If you haven’t already tried a meatless hamburger, chances are you will bite into one soon. Some 57% of American households have already taken the plunge and the number is growing fast.
The customers, by the way, aren’t all vegans. Industry research shows 98 percent of people who buy plant-based meat also purchase conventional meat.
Various surveys point to two key motivators: health concerns associated with over-consumption of animal fats and worries about the environmental impact of the huge carbon footprint and land use consumption required for animal farming.
Plant-based meat producers claim their food generates 90 percent fewer gas emissions than their cow-derived counterparts, and uses 46 percent less energy, 99 percent less water, and 93 percent less land.
There’s money in meatless
Meatless plant-based substitutes are a food market worth $7 billion in the U.S. today, up from $5.5 billion in 2019, and rising 2.5% faster than total U.S. food sales from 2018-2020. That’s according to retail sales data released April 6, 2021, by SPINS, which calls itself the leading provider of data and insights for the natural organic and specialty products industry.
The companies in this meatless field are themselves proving to be valuable: as of February 21, 2021, Beyond Meat, a leading company producing alternative protein products such as plant-based meat, had an estimated market value of $9 Billion.
But meat substitutes aren’t confined to vegetables. Some 20,000 species of edible insects are also being used as meat substitutes: insect advocates say mealworms are clean, odorless, and rich in minerals and vitamins, while crickets and grasshoppers are loaded with protein.
Barclays Bank Plc predicts annual worldwide sales of edible bugs will grow to $8 billion by 2030, from less than $1 billion in 2019 — a potential challenge to the plant-based faux-meat market. Taken together, the global market value of meat substitutes is expected to grow to over $35 billion by 2027.
Home, home in the lab
And now…make way for a new entrant into this fast-growing field: real meat. Not just red meat but chicken as well. Not grown on the land but in a lab, from cells extracted from living animals: fat, muscle, and other tissues to be used in the final product.
As an example, consider this process used by GOOD MEAT: the extracted starter cells grow and divide in a laboratory (in a bioreactor) where they are bathed with the same nutrients an animal would eat, such as vitamins, fats, and amino acids. This harvesting process takes about 4-5 weeks.
But consumers are not likely to buy blobs of harvested cells. The grown meat end product has to look aesthetically pleasing – like the real meat you now buy in the supermarket. That entails using technology – 3-D printing to build the cultivated cells into more familiar meat shapes. The cells can also be grown on a natural scaffolding, so they develop into the desired shape and texture.
Molding and extrusion cooking using different temperatures and degrees of pressure create the fibrous texture we associate with meat. The lab-grown meat is then ready for you to cook and eat at home.
High in nutrition, low in waste
The producers claim lab-grown meat has the same nutritional profile as real meat, but without the hormones and chemical additives of industrialized farming.
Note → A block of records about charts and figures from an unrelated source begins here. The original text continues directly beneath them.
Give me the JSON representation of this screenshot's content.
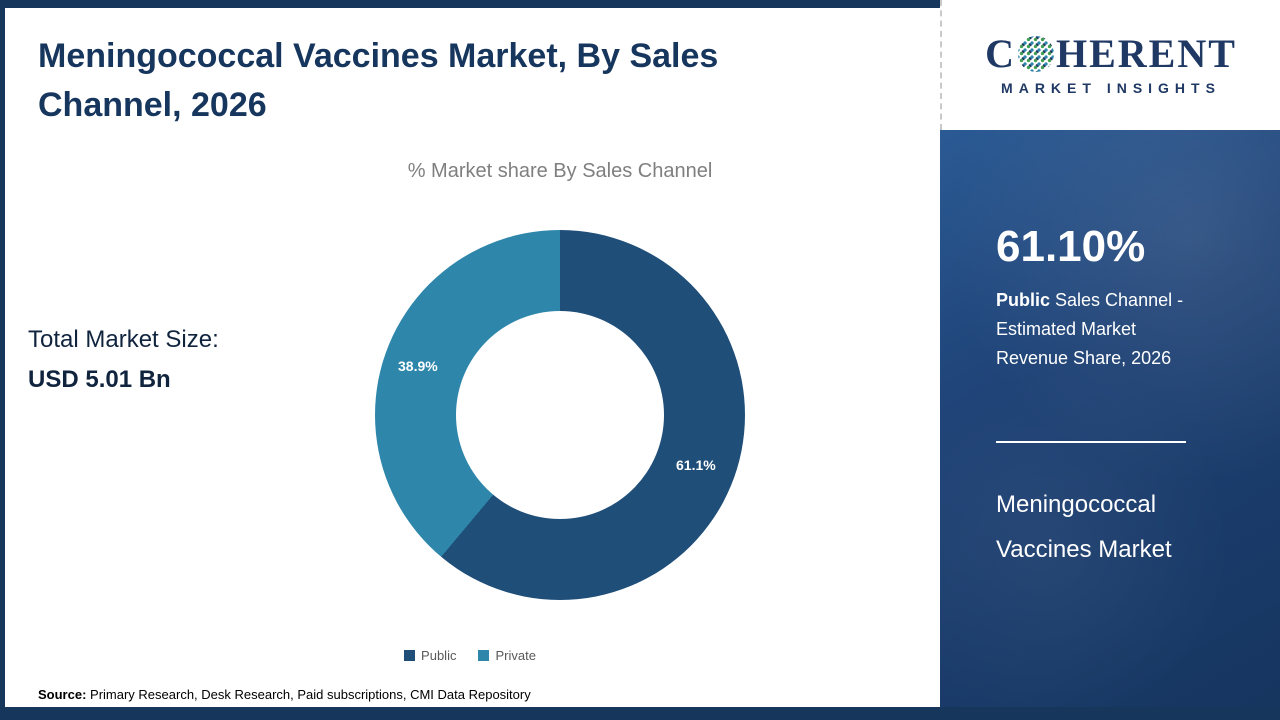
{
  "slide": {
    "title": "Meningococcal Vaccines Market,  By Sales Channel, 2026",
    "subtitle": "% Market share  By Sales Channel",
    "total_market_label": "Total Market Size:",
    "total_market_value": "USD 5.01 Bn",
    "source_label": "Source:",
    "source_text": " Primary Research, Desk Research, Paid subscriptions, CMI Data Repository"
  },
  "chart_data": {
    "type": "pie",
    "subtype": "donut",
    "title": "% Market share  By Sales Channel",
    "categories": [
      "Public",
      "Private"
    ],
    "values": [
      61.1,
      38.9
    ],
    "labels": [
      "61.1%",
      "38.9%"
    ],
    "colors": [
      "#1f4e79",
      "#2e86ab"
    ],
    "legend_position": "bottom",
    "start_angle_deg": 0,
    "direction": "clockwise"
  },
  "sidebar": {
    "logo_c": "C",
    "logo_rest": "HERENT",
    "logo_subtext": "MARKET INSIGHTS",
    "stat_value": "61.10%",
    "stat_bold": "Public",
    "stat_desc": " Sales Channel - Estimated Market Revenue Share, 2026",
    "market_name": "Meningococcal Vaccines Market"
  },
  "theme": {
    "accent_navy": "#1f4e79",
    "accent_teal": "#2e86ab",
    "panel_navy": "#1d3f6e",
    "title_color": "#17365d",
    "frame_navy": "#16365c"
  }
}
Controlled production – you grow only what you need – limits waste, while the cells can be kept indefinitely in a cell bank for future production.
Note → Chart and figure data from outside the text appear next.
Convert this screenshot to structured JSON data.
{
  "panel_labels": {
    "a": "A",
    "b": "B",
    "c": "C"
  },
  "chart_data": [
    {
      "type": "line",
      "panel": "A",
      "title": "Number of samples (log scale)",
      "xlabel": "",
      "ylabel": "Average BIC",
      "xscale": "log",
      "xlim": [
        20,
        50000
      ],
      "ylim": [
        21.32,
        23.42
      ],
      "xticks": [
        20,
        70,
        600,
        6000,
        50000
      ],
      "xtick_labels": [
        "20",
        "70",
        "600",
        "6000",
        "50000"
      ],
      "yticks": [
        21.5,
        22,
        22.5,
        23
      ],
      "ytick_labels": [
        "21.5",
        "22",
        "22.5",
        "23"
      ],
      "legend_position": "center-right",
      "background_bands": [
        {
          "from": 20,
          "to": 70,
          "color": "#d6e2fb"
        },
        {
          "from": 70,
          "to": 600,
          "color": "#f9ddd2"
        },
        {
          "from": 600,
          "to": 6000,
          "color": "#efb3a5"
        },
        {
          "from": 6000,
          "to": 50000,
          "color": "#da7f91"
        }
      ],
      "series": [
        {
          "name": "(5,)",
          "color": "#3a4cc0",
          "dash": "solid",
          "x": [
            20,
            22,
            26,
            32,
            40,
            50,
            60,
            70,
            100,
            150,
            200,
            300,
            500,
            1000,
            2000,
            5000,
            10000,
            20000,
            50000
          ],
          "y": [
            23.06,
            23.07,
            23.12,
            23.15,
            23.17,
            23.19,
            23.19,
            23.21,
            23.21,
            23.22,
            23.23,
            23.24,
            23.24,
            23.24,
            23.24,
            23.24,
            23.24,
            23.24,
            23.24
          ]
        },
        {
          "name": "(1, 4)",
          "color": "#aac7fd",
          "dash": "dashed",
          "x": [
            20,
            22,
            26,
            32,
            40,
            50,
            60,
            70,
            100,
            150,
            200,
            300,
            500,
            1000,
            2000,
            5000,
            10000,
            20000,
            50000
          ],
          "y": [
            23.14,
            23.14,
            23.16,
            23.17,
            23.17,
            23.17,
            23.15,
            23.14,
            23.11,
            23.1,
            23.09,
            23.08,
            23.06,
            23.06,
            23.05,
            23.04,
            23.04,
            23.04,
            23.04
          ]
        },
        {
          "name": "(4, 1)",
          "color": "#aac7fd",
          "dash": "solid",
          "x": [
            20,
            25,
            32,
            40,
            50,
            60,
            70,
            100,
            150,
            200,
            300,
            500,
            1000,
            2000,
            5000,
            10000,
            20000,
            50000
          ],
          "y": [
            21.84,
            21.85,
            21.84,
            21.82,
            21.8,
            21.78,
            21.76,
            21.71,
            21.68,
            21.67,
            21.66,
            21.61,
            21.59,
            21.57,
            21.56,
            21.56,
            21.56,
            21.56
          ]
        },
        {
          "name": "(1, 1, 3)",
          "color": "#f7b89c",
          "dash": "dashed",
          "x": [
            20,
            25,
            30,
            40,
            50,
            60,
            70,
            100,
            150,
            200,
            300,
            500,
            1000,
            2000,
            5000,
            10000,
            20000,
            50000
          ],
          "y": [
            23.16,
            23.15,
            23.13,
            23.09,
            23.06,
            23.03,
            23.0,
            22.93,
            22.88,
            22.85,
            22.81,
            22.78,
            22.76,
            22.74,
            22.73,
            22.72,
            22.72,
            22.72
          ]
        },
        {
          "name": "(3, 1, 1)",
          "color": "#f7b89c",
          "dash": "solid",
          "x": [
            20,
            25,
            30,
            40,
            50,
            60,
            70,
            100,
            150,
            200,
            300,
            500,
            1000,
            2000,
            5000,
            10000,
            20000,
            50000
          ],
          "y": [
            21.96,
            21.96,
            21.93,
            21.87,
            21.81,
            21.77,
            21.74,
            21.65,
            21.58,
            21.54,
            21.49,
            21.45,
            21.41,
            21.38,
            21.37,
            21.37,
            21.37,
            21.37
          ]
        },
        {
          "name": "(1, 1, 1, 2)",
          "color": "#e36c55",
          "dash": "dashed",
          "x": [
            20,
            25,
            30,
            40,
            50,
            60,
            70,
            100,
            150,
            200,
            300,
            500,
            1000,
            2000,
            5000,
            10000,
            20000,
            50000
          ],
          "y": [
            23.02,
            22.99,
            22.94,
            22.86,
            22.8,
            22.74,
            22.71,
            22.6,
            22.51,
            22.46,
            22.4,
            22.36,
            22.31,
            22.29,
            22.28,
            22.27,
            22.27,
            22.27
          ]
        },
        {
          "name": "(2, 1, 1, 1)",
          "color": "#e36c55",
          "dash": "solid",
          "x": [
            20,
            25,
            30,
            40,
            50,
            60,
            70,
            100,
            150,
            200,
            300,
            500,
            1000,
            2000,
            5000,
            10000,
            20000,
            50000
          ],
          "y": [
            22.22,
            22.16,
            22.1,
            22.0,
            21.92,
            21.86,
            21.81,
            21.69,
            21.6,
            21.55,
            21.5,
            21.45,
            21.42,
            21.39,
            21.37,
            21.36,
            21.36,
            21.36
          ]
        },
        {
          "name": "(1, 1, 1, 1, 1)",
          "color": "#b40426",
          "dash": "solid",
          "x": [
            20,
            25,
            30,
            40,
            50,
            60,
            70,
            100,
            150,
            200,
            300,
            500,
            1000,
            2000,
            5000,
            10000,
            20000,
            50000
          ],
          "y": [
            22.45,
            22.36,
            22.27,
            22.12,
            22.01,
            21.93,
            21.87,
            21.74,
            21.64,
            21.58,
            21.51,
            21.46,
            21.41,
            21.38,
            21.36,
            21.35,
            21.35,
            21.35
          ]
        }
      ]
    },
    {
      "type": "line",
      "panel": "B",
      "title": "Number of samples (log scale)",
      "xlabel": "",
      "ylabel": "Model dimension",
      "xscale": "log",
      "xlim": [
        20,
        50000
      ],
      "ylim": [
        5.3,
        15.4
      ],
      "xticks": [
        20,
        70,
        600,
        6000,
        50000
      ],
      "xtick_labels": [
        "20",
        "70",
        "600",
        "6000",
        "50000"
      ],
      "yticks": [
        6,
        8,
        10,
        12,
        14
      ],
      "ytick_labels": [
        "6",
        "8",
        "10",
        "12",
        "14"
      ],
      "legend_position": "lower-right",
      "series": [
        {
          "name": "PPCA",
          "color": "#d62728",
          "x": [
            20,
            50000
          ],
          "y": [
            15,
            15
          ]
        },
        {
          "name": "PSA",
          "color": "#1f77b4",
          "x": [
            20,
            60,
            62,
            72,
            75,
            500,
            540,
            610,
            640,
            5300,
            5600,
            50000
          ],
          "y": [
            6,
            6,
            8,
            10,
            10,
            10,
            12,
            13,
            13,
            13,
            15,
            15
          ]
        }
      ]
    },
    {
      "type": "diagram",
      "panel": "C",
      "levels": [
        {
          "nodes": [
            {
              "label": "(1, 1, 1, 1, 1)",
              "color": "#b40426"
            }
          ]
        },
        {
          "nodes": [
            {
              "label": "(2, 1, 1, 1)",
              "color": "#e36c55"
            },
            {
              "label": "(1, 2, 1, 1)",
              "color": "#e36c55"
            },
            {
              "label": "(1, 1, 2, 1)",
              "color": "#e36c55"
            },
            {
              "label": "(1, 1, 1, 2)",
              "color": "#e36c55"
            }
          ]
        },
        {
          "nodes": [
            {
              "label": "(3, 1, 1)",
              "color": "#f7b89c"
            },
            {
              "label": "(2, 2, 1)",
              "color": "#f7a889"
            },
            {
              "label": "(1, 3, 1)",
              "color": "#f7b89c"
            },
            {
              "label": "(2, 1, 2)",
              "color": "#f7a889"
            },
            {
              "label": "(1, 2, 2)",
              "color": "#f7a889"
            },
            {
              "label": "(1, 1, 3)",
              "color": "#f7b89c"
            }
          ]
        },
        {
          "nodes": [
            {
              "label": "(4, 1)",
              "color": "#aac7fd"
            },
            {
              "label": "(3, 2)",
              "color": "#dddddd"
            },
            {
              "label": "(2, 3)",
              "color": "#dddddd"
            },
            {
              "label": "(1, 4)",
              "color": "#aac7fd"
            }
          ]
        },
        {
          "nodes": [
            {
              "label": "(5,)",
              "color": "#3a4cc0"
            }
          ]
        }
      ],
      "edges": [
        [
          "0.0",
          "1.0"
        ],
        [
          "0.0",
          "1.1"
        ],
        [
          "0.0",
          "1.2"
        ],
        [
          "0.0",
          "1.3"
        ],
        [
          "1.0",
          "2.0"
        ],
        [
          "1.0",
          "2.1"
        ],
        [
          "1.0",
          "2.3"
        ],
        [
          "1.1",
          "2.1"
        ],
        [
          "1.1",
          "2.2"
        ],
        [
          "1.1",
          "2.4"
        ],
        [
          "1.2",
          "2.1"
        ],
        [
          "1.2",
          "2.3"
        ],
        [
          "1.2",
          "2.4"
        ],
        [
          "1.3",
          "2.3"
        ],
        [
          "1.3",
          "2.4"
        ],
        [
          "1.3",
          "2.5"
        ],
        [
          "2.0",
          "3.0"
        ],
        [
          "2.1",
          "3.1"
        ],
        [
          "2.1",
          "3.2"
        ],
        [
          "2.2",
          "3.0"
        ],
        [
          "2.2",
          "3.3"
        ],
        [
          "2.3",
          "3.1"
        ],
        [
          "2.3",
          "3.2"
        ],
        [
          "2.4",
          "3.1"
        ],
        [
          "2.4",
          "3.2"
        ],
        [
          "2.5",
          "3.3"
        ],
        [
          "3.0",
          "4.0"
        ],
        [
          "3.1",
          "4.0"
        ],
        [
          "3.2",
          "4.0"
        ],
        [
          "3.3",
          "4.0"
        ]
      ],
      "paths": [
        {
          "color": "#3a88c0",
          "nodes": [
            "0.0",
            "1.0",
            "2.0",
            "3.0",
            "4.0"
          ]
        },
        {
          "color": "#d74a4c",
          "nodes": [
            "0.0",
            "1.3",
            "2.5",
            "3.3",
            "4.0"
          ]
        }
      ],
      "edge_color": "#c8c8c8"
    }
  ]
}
And since there are no animals to tend and feed, raise and slaughter, there is much less impact on the planet, and improved animal welfare.
Who’s growing meat?
Companies and researchers are piling into cell-cultured meat:
- The first steak cultured from cells was produced in December 2018 by an Israeli company, Aleph Farms, though the company said at the time that the taste needed more work.
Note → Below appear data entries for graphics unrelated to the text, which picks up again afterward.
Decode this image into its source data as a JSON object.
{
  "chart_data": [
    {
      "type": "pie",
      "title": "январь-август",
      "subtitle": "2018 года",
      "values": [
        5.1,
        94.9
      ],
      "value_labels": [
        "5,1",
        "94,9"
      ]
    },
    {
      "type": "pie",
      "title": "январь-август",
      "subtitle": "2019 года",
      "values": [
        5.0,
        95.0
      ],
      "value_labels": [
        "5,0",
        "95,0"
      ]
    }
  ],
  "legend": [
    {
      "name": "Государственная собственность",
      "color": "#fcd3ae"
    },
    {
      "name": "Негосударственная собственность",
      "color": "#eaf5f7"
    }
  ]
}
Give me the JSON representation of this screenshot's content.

- Another Israeli company, MeaTech3D, in December 2021 produced what is considered to be the largest lab-grown steak yet produced, weighing in at nearly 4 ounces and composed of real muscle and fat cells, derived from tissue samples taken from a cow.
- In November, Redefine Meat presented its 3D-printed plant-based steak in London to an invited group of tasters, including a journalist from The Guardian, who described its mimicry of real meat as “extraordinary.”
- And scientists at the University of Lisbon in Portugal announced in December a Good Food Institute-funded plan to make sea bass fillets from 3D-printed cells on edible scaffolds using ingredients from algae for the cells to grow on.
- At the end of 2020, chicken nuggets made by U.S. company Eat Just were served to customers in Singapore.
That last move – selling lab-grown animal food to human customers — required regulatory approval, one of the speedbumps along the road to public market development for lab-grown meat. Another is the large amount of energy required for lab meat production.
Government investment in technology and research and commercialization could speed things along, but you won’t be finding lab-grown meat in your supermarket for a few years yet.
Meanwhile, companies are making market forays in other ways. MeaTech3D, for example, say they will venture into the market by selling the cultured fat from their lab meat as an ingredient for other products, while working on a pilot plant planned for 2022.
It’s a whole new meaning to the classic advertising slogan, “Where’s the beef?”